Internationally acclaimed artist Bruce Munro’s immersive installation, Field of Light Uluru has commenced its second season and will now continue to delight guests until 31 March 2018. The award-winning exhibition, located at Ayers Rock Resort in the spiritual heart of Australia, opened to critical acclaim and has exceeded all expectations, proving to be a stand-out drawcard to the destination.
“With such incredible demand, and high occupancy experienced throughout the year at the Resort, we expect Field of Light Uluru Season II to build on the success of the first season, and continue to enjoy sell-out success,” said Voyages Executive General Manager Sales, Marketing and Distribution, Ray Stone.
“Since opening, almost 120,000 guests have been deeply moved by the Field of Light, it’s hard not to be. The extension offers an extraordinary opportunity for guests to enjoy not only the spiritual nature of the destination, but experience it in a unique and mesmerising way,” said Ray.
The exhibition, aptly named Tili Wiru Tjuta Nyakutjaku or ‘looking at lots of beautiful lights’ in local Pitjantjatjara is Munro’s largest work to date, with more than 50,000 slender stems crowned with radiant frosted-glass spheres over an area the size of four football fields. It is also the artist’s first work to be illuminated entirely through solar power. The spheres, connected via illuminated optical fibre, bloom as darkness falls. Pathways draw viewers into the artwork, which comes to life under a sky brilliant with stars.
“For anyone fortunate enough to have walked amongst those 50,000 magical illuminated stems, Field of Light Uluru undoubtedly qualifies as one of the most amazing exhibitions in Australia today.

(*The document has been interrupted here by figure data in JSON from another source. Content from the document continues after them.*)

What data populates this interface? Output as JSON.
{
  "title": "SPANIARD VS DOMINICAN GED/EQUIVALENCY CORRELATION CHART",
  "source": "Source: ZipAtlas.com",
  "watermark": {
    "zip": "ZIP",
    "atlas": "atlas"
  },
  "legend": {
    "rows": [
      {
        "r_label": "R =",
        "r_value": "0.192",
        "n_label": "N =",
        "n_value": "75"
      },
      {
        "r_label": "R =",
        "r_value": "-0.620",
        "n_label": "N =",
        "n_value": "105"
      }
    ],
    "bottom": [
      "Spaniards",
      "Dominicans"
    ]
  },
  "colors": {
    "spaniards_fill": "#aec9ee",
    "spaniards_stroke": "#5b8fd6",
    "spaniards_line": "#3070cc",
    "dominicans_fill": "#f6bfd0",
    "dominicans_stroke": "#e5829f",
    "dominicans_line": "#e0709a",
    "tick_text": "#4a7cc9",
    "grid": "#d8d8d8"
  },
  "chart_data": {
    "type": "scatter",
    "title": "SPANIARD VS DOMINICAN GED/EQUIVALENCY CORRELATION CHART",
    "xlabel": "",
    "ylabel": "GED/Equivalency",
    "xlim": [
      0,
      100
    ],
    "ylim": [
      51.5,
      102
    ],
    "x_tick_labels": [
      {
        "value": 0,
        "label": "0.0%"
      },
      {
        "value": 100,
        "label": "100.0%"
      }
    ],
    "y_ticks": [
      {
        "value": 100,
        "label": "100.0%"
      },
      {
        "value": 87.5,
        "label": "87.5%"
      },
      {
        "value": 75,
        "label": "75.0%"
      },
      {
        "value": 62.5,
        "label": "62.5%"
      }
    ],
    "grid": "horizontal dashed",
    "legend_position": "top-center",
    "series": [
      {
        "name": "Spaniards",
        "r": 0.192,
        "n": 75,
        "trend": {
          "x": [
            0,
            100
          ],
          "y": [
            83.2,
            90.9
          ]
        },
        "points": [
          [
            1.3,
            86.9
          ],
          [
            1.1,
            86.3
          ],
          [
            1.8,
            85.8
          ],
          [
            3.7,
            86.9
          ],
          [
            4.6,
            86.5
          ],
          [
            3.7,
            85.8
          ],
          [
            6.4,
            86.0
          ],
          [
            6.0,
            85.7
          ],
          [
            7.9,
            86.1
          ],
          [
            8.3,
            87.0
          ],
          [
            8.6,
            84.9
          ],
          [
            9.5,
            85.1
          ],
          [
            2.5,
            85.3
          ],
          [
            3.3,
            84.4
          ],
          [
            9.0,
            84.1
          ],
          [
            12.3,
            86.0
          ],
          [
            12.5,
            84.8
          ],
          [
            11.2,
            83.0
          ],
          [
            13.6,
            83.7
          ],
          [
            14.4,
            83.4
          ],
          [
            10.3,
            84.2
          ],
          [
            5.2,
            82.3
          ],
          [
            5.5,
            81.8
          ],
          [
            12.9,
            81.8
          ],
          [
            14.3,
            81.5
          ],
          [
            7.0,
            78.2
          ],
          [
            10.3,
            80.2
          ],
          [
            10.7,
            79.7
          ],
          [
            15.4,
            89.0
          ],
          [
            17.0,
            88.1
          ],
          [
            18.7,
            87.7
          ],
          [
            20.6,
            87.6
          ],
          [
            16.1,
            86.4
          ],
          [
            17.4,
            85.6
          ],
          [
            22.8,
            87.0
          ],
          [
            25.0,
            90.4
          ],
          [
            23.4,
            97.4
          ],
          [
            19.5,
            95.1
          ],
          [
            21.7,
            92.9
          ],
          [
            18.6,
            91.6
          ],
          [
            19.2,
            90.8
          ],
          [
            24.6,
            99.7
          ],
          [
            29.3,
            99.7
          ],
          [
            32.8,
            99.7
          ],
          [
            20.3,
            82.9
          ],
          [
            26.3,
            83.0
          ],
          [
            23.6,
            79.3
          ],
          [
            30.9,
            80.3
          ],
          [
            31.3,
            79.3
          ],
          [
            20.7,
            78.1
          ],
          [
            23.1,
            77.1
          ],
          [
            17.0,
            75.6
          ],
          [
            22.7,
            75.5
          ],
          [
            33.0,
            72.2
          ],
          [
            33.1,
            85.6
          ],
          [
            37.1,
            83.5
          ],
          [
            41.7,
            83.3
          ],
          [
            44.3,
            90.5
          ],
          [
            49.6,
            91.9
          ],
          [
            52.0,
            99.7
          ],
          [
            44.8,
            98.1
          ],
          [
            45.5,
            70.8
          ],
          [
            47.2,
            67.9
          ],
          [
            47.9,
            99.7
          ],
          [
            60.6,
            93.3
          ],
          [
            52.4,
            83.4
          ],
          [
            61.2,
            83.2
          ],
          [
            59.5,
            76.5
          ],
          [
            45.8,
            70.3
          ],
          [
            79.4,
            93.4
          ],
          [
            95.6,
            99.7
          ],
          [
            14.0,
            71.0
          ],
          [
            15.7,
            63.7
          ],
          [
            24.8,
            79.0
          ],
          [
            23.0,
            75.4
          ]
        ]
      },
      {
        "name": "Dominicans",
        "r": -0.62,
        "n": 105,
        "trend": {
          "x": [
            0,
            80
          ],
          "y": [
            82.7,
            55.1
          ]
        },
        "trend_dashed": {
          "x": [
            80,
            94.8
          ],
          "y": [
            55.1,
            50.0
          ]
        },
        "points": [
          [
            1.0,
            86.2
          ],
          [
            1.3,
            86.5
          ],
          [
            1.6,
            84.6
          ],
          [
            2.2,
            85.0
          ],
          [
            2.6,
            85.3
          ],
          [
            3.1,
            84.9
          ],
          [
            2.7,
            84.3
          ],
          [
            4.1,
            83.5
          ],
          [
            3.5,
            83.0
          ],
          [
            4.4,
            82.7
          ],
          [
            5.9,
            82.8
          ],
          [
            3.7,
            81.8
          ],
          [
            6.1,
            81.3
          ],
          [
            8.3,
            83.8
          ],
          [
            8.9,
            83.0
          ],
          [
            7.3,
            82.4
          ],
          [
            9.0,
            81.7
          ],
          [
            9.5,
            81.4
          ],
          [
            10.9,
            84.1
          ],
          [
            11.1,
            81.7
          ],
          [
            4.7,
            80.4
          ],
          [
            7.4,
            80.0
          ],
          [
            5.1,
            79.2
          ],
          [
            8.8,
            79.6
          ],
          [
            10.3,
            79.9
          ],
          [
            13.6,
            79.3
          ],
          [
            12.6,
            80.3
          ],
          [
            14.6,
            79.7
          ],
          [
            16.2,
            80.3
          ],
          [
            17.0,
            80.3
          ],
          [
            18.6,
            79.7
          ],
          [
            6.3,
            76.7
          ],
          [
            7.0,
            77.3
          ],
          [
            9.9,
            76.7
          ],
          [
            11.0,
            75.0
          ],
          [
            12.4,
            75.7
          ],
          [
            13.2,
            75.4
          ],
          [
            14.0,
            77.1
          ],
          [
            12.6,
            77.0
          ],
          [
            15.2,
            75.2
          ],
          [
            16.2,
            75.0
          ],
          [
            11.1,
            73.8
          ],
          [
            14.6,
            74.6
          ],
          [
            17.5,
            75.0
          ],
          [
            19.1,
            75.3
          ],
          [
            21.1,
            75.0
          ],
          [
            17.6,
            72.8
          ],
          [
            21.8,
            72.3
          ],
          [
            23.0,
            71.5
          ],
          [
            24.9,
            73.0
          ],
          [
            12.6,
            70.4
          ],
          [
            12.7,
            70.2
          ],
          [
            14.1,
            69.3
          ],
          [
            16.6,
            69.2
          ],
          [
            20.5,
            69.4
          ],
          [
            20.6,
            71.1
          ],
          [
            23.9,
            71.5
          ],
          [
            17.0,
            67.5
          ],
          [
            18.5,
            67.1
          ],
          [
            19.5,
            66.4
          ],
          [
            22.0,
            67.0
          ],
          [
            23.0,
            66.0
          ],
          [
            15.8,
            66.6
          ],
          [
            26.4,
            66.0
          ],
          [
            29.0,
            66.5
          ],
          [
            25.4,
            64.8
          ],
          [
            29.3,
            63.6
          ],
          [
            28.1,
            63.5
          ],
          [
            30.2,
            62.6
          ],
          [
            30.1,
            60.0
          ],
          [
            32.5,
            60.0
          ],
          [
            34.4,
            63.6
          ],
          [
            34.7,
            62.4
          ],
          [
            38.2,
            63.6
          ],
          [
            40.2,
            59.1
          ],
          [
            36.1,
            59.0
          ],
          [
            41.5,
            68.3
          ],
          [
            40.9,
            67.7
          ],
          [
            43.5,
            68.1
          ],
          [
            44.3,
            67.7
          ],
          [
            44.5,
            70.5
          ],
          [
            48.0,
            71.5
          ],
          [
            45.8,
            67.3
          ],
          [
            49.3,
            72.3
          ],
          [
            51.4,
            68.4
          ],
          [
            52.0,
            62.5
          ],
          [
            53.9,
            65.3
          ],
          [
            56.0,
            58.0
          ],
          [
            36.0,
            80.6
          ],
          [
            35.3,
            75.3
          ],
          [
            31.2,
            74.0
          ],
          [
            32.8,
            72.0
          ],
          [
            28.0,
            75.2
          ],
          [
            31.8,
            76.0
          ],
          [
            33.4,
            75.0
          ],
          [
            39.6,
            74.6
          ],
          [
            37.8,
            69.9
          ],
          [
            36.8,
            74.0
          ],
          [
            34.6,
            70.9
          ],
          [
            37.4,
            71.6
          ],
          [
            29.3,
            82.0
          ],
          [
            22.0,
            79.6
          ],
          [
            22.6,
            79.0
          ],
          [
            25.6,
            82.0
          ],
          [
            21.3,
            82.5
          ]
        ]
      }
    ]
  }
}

It’s proven to be a real drawcard for domestic and international visitors, and with the extensive and deserved global exposure it’s received this year, I have little doubt that the second season will be hugely successful,” said Tourism Australia’s CEO John O’Sullivan.
“Field of Light was one idea that landed in my sketchbook and kept on nagging at me to be done,” said artist Bruce Munro. “I saw in my mind a landscape of illuminated stems that, like dormant seeds in a dry desert, quietly wait until darkness falls, under a blazing blanket of southern stars, to bloom with gentle rhythms of light”.
“I am greatly moved and humbled by the enormous response to the artwork. It’s obvious the combination of the exhibition and a canvas as visceral as this – flourishing from red dirt and tufts of spinifex, in the shadows of nature’s biggest shape-shifter, Uluru, is immensely powerful to people,” said Bruce.
To celebrate the launch of the second season local artists Pamela Taylor and Beryl De Rose have created a painting, Tili Tjuta, meaning ‘many lights’ inspired by the Field of Light Uluru. The painting introduces a new story, now depicted on canvas, about the Field of Light creation, underneath a beautiful desert night sky where each night the stars show ‘Tjurkurpa’ (creation stories). The artists were inspired by colour, particularly the changing colours of the landscape as the sun set and the way that the evening enhanced the colours.
On seeing the artwork for the first time, Bruce commented,”The painting makes perfect sense, it looks just like I felt when I first visited Uluru. Simply said the Field of Light is an expression of connection and that is what is depicted here,” said Bruce.
Official airline partner, the Qantas Group, transported the stems, weighing in total approximately 15 tonnes, more than 19,000 kilometers (11,800 miles) over 32 international and domestic flights to Australia, the farthest a piece of Munro’s artwork has travelled to an exhibition.